- SUPER TROUPERS: April Nixon, Erin Mosher and Alison Nusbaum star in The Rep's production of the ABBA jukebox musical, "Mamma Mia!"
"Imagine three grown men in spandex dancing and singing along to ABBA. It's got to be everyone's worst nightmare," said T.J. Mannix, who plays Bill Austen in the Arkansas Repertory Theatre's upcoming production of Mamma Mia! "But that's the beauty of this musical — everyone, even the older characters, get to have fun."
"Mamma Mia!" is an international phenomenon; it has played in more than 50 countries and been translated into 22 languages. Featuring the songs of ABBA and elaborate dance routines, the musical promises feel-good vibes and a classic love story.
Here's the story line: Sophie, a young woman about to be married, finds out from her mother's old diary that her father is one of three men. She invites them all to the wedding, hoping she can determine which one is her father. Mannix plays one of three potential fathers. Unfortunately for his character, this involves both the aforementioned spandex and his coming to terms with his perennial singlehood.
"The great thing about this show is that there are two generations going through very similar problems. You've got the dads and the Dynamos," Mannix said. "Each character is facing his or her own problems within the greater storyline." Young adults on the cusp of commitments are not the only ones who can relate to this play: Parents, grandparents, aunts and uncles will see their relationship struggles mirrored in characters like Austen and Rosie Mulligan (Alison Nusbaum).
Both Bill and Rosie are free spirits who grew up in the 1970s. Bill is a travel writer with no possessions or strings. Rosie, a former singer in the "Dynamos," runs a feminist press and is confident in all matters aside from those of love. Mannix described the two characters as "in denial. Both characters are like, 'We're totally fine being single! Everything's OK!' — but really, they're having to come to terms with many of the same issues that the younger generation is dealing with."
One of the messages of the musical: You continue to learn about yourself as you grow older.
"This show explores facets of nontraditional relationships. It's a celebration of family, but one that does not need to be tied to marriage," Zane Phillips said. Phillips plays Sky, Sophie's fiance.
What can enthusiastic fans of the film version — or another stage version — gain from watching yet another production of this musical?

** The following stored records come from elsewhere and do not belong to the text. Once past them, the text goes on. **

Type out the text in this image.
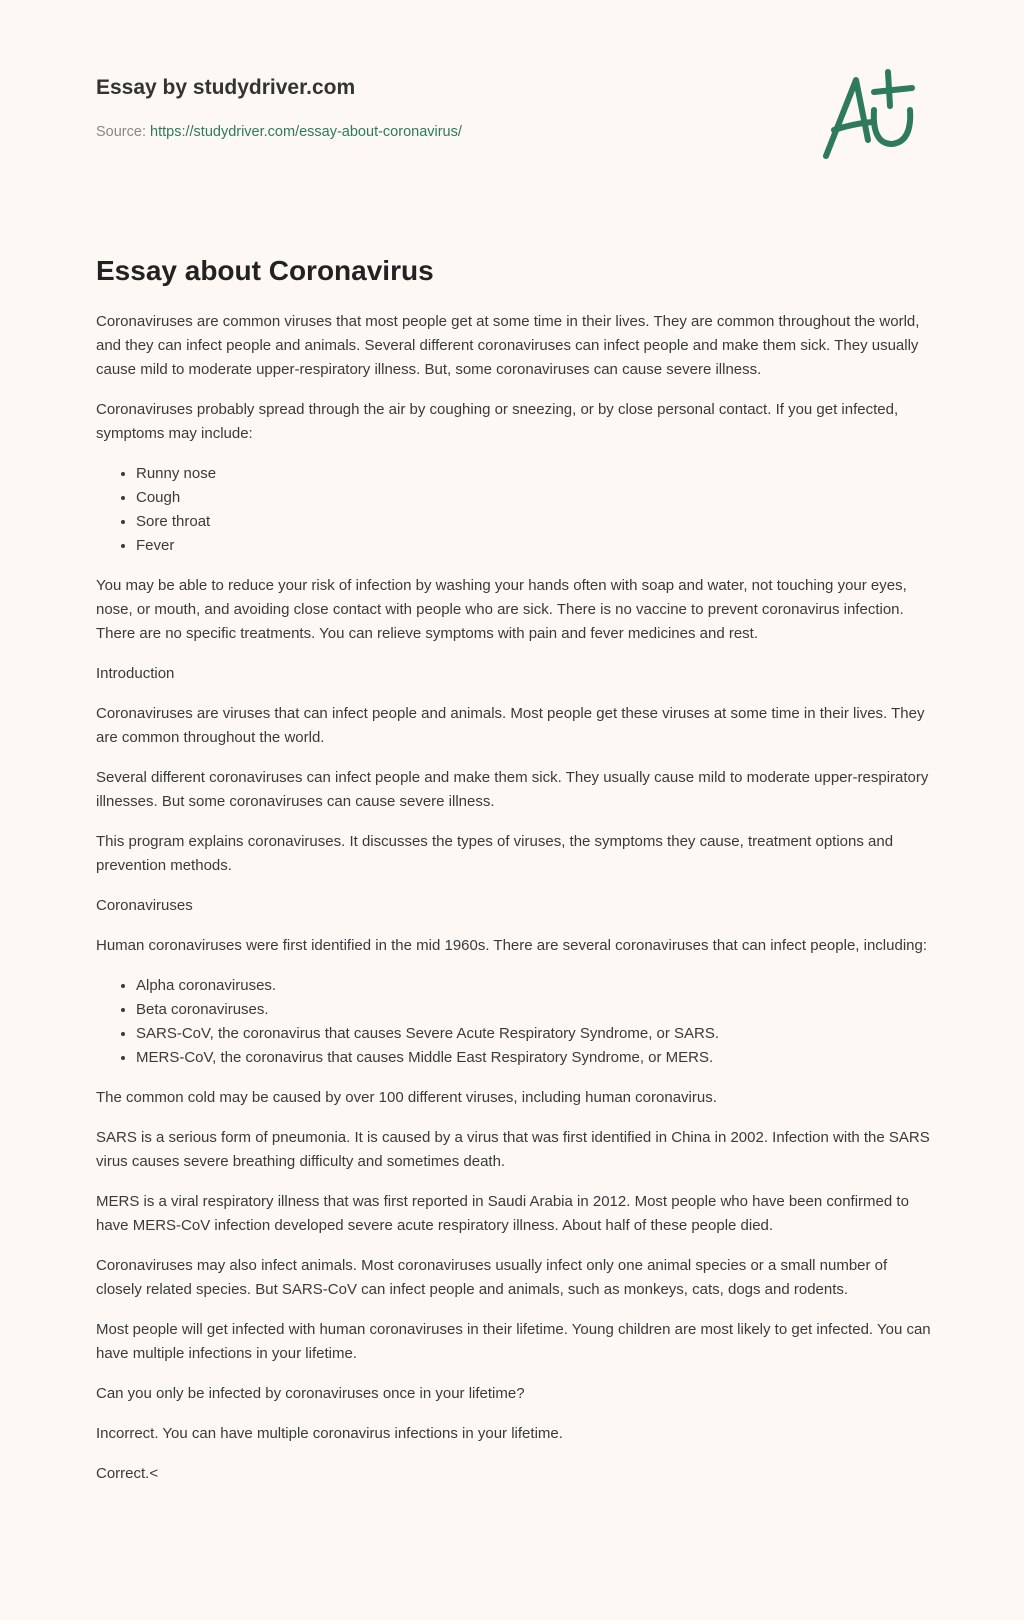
Essay by studydriver.com
Source: https://studydriver.com/essay-about-coronavirus/
Essay about Coronavirus

Coronaviruses are common viruses that most people get at some time in their lives. They are common throughout the world, and they can infect people and animals. Several different coronaviruses can infect people and make them sick. They usually cause mild to moderate upper-respiratory illness. But, some coronaviruses can cause severe illness.

Coronaviruses probably spread through the air by coughing or sneezing, or by close personal contact. If you get infected, symptoms may include:

• Runny nose
• Cough
• Sore throat
• Fever

You may be able to reduce your risk of infection by washing your hands often with soap and water, not touching your eyes, nose, or mouth, and avoiding close contact with people who are sick. There is no vaccine to prevent coronavirus infection. There are no specific treatments. You can relieve symptoms with pain and fever medicines and rest.

Introduction

Coronaviruses are viruses that can infect people and animals. Most people get these viruses at some time in their lives. They are common throughout the world.

Several different coronaviruses can infect people and make them sick. They usually cause mild to moderate upper-respiratory illnesses. But some coronaviruses can cause severe illness.

This program explains coronaviruses. It discusses the types of viruses, the symptoms they cause, treatment options and prevention methods.

Coronaviruses

Human coronaviruses were first identified in the mid 1960s. There are several coronaviruses that can infect people, including:

• Alpha coronaviruses.
• Beta coronaviruses.
• SARS-CoV, the coronavirus that causes Severe Acute Respiratory Syndrome, or SARS.
• MERS-CoV, the coronavirus that causes Middle East Respiratory Syndrome, or MERS.

The common cold may be caused by over 100 different viruses, including human coronavirus.

SARS is a serious form of pneumonia. It is caused by a virus that was first identified in China in 2002. Infection with the SARS virus causes severe breathing difficulty and sometimes death.

MERS is a viral respiratory illness that was first reported in Saudi Arabia in 2012. Most people who have been confirmed to have MERS-CoV infection developed severe acute respiratory illness. About half of these people died.

Coronaviruses may also infect animals. Most coronaviruses usually infect only one animal species or a small number of closely related species. But SARS-CoV can infect people and animals, such as monkeys, cats, dogs and rodents.

Most people will get infected with human coronaviruses in their lifetime. Young children are most likely to get infected. You can have multiple infections in your lifetime.

Can you only be infected by coronaviruses once in your lifetime?

Incorrect. You can have multiple coronavirus infections in your lifetime.

Correct.<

"You're not going to see this version of 'Mamma Mia!' on tour," said marketing director Allyson Pittman Gattin. While many cast members have performed this musical before, they've had to approach their roles in a fresh light. According to Nusbaum, director John Miller-Stephany told actors at the auditions to "scrap what you've seen happen in this play. It's going to be a different show."

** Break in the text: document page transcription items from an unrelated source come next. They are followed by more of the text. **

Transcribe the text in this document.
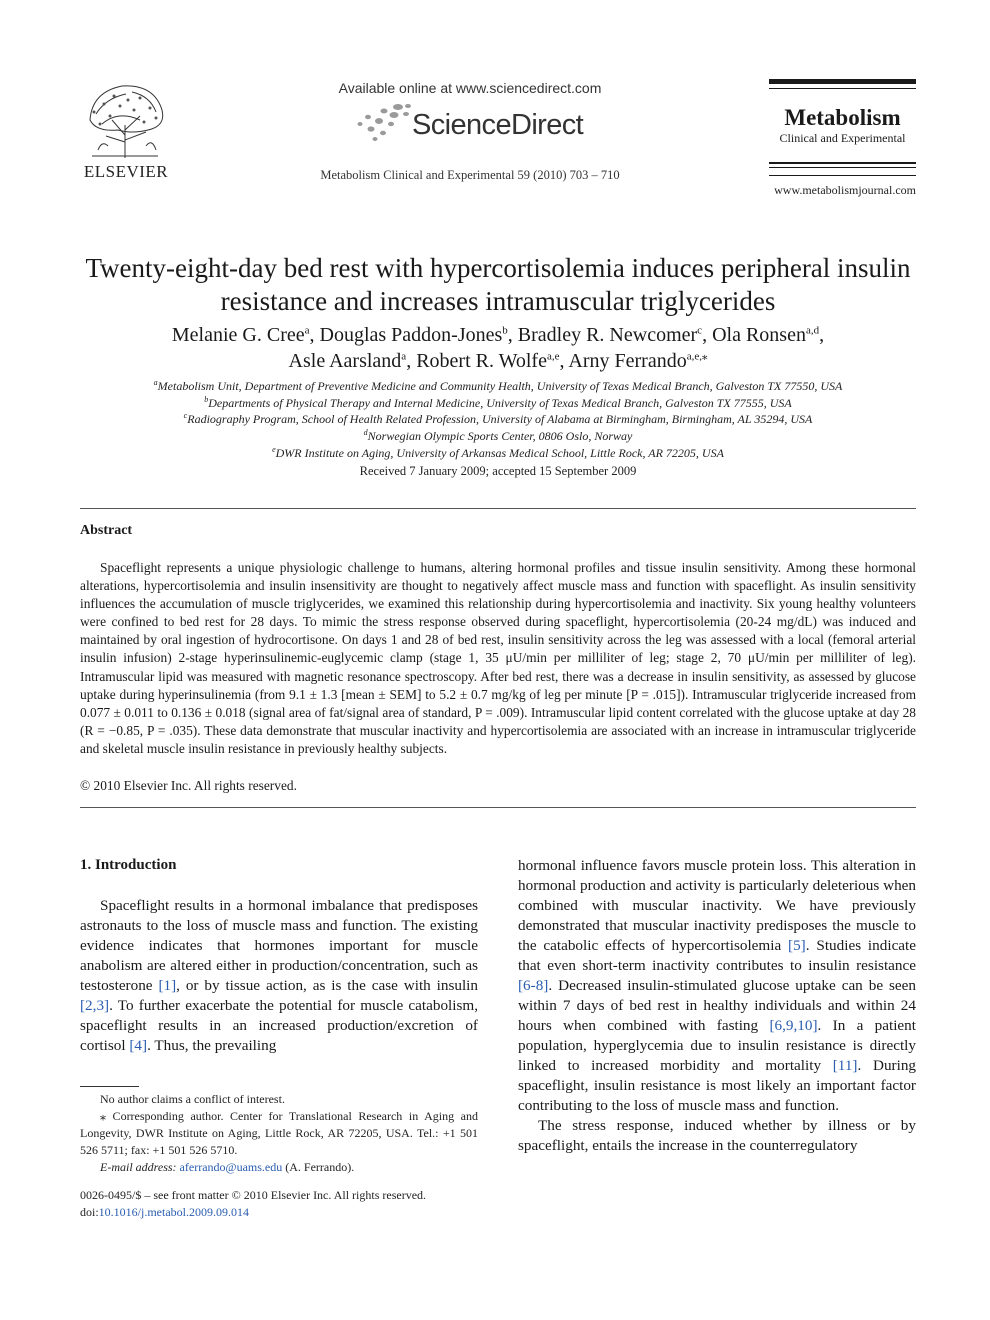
ELSEVIER
Available online at www.sciencedirect.com
ScienceDirect
Metabolism Clinical and Experimental 59 (2010) 703 – 710
Metabolism
Clinical and Experimental
www.metabolismjournal.com
Twenty-eight-day bed rest with hypercortisolemia induces peripheral insulin resistance and increases intramuscular triglycerides
Melanie G. Cree$^a$, Douglas Paddon-Jones$^b$, Bradley R. Newcomer$^c$, Ola Ronsen$^{a,d}$,
Asle Aarsland$^a$, Robert R. Wolfe$^{a,e}$, Arny Ferrando$^{a,e,⁎}$
$^a$Metabolism Unit, Department of Preventive Medicine and Community Health, University of Texas Medical Branch, Galveston TX 77550, USA
$^b$Departments of Physical Therapy and Internal Medicine, University of Texas Medical Branch, Galveston TX 77555, USA
$^c$Radiography Program, School of Health Related Profession, University of Alabama at Birmingham, Birmingham, AL 35294, USA
$^d$Norwegian Olympic Sports Center, 0806 Oslo, Norway
$^e$DWR Institute on Aging, University of Arkansas Medical School, Little Rock, AR 72205, USA
Received 7 January 2009; accepted 15 September 2009
Abstract
Spaceflight represents a unique physiologic challenge to humans, altering hormonal profiles and tissue insulin sensitivity. Among these hormonal alterations, hypercortisolemia and insulin insensitivity are thought to negatively affect muscle mass and function with spaceflight. As insulin sensitivity influences the accumulation of muscle triglycerides, we examined this relationship during hypercortisolemia and inactivity. Six young healthy volunteers were confined to bed rest for 28 days. To mimic the stress response observed during spaceflight, hypercortisolemia (20-24 mg/dL) was induced and maintained by oral ingestion of hydrocortisone. On days 1 and 28 of bed rest, insulin sensitivity across the leg was assessed with a local (femoral arterial insulin infusion) 2-stage hyperinsulinemic-euglycemic clamp (stage 1, 35 μU/min per milliliter of leg; stage 2, 70 μU/min per milliliter of leg). Intramuscular lipid was measured with magnetic resonance spectroscopy. After bed rest, there was a decrease in insulin sensitivity, as assessed by glucose uptake during hyperinsulinemia (from 9.1 ± 1.3 [mean ± SEM] to 5.2 ± 0.7 mg/kg of leg per minute [P = .015]). Intramuscular triglyceride increased from 0.077 ± 0.011 to 0.136 ± 0.018 (signal area of fat/signal area of standard, P = .009). Intramuscular lipid content correlated with the glucose uptake at day 28 (R = −0.85, P = .035). These data demonstrate that muscular inactivity and hypercortisolemia are associated with an increase in intramuscular triglyceride and skeletal muscle insulin resistance in previously healthy subjects.
© 2010 Elsevier Inc. All rights reserved.
1. Introduction

Spaceflight results in a hormonal imbalance that predisposes astronauts to the loss of muscle mass and function. The existing evidence indicates that hormones important for muscle anabolism are altered either in production/concentration, such as testosterone [1], or by tissue action, as is the case with insulin [2,3]. To further exacerbate the potential for muscle catabolism, spaceflight results in an increased production/excretion of cortisol [4]. Thus, the prevailing

hormonal influence favors muscle protein loss. This alteration in hormonal production and activity is particularly deleterious when combined with muscular inactivity. We have previously demonstrated that muscular inactivity predisposes the muscle to the catabolic effects of hypercortisolemia [5]. Studies indicate that even short-term inactivity contributes to insulin resistance [6-8]. Decreased insulin-stimulated glucose uptake can be seen within 7 days of bed rest in healthy individuals and within 24 hours when combined with fasting [6,9,10]. In a patient population, hyperglycemia due to insulin resistance is directly linked to increased morbidity and mortality [11]. During spaceflight, insulin resistance is most likely an important factor contributing to the loss of muscle mass and function.

The stress response, induced whether by illness or by spaceflight, entails the increase in the counterregulatory

No author claims a conflict of interest.

⁎ Corresponding author. Center for Translational Research in Aging and Longevity, DWR Institute on Aging, Little Rock, AR 72205, USA. Tel.: +1 501 526 5711; fax: +1 501 526 5710.

E-mail address: aferrando@uams.edu (A. Ferrando).

0026-0495/$ – see front matter © 2010 Elsevier Inc. All rights reserved.
doi:10.1016/j.metabol.2009.09.014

Director Miller-Stephany believes in an "original take, but one that still re-evaluates the purpose of each song, each dialogue." This means that there is room for actors to put their own spin on their roles.
"Even Sarah Daniels," Nusbaum said, "who has played Sophie before, said that in this production, she is 'learning a whole new side of Sophie.' "

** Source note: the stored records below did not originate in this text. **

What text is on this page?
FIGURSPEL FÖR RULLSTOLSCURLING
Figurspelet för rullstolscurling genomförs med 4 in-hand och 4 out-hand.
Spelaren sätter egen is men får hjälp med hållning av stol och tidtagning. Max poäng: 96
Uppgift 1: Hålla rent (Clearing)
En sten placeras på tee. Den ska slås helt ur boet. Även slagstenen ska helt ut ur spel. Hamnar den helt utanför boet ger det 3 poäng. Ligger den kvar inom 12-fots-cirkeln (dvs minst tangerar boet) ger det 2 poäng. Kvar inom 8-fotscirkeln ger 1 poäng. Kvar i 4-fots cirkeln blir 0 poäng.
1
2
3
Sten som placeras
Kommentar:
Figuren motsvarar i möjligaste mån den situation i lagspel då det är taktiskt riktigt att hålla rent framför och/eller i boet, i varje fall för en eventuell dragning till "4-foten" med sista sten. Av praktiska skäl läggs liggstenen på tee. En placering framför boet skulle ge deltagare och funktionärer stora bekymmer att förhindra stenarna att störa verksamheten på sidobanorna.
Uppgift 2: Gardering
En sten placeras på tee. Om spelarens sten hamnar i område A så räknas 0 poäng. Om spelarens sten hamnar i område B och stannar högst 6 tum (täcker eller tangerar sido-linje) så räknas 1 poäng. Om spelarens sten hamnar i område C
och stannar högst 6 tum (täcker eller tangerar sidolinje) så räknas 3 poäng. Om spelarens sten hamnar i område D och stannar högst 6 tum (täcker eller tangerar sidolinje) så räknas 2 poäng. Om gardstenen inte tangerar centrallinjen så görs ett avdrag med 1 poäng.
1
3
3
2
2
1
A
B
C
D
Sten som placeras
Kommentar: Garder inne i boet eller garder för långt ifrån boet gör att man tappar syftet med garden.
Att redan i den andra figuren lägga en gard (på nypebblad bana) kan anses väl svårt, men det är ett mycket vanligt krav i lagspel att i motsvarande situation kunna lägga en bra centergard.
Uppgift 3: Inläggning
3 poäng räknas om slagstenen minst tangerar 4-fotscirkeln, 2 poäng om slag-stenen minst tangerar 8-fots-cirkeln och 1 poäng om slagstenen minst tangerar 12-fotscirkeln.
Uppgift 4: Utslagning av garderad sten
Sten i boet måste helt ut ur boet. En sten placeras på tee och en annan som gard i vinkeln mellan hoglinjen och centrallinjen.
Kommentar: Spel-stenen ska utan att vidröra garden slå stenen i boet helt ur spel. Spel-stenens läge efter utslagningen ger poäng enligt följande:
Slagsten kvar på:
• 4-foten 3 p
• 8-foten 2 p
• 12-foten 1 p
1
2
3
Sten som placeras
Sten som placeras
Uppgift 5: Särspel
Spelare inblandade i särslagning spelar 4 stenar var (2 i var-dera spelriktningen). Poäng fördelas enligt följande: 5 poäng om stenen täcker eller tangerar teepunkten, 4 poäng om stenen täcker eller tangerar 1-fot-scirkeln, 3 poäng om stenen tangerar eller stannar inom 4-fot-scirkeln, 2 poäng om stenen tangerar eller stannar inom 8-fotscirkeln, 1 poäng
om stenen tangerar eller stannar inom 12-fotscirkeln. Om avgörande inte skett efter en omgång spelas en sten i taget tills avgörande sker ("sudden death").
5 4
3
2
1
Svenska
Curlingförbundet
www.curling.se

Opening night will include a preshow cocktail dinner and drinks with the director, as well as a selfie station and Loblolly ice cream. There will also be a postshow party with the cast.
"Mamma Mia!" runs Wednesday, March 14, through Sunday, April 15. The cast and crew talk about the play on Thursday, March 15, at the Clinton School of Public Service, noon, free. "Pay Your Age" night is Sunday, March 18, and Sign Interpreter Night is Wednesday, March 28. "Sing-a-long Night" is Thursday, April 12. For tickets and more info, see therep.org/attend.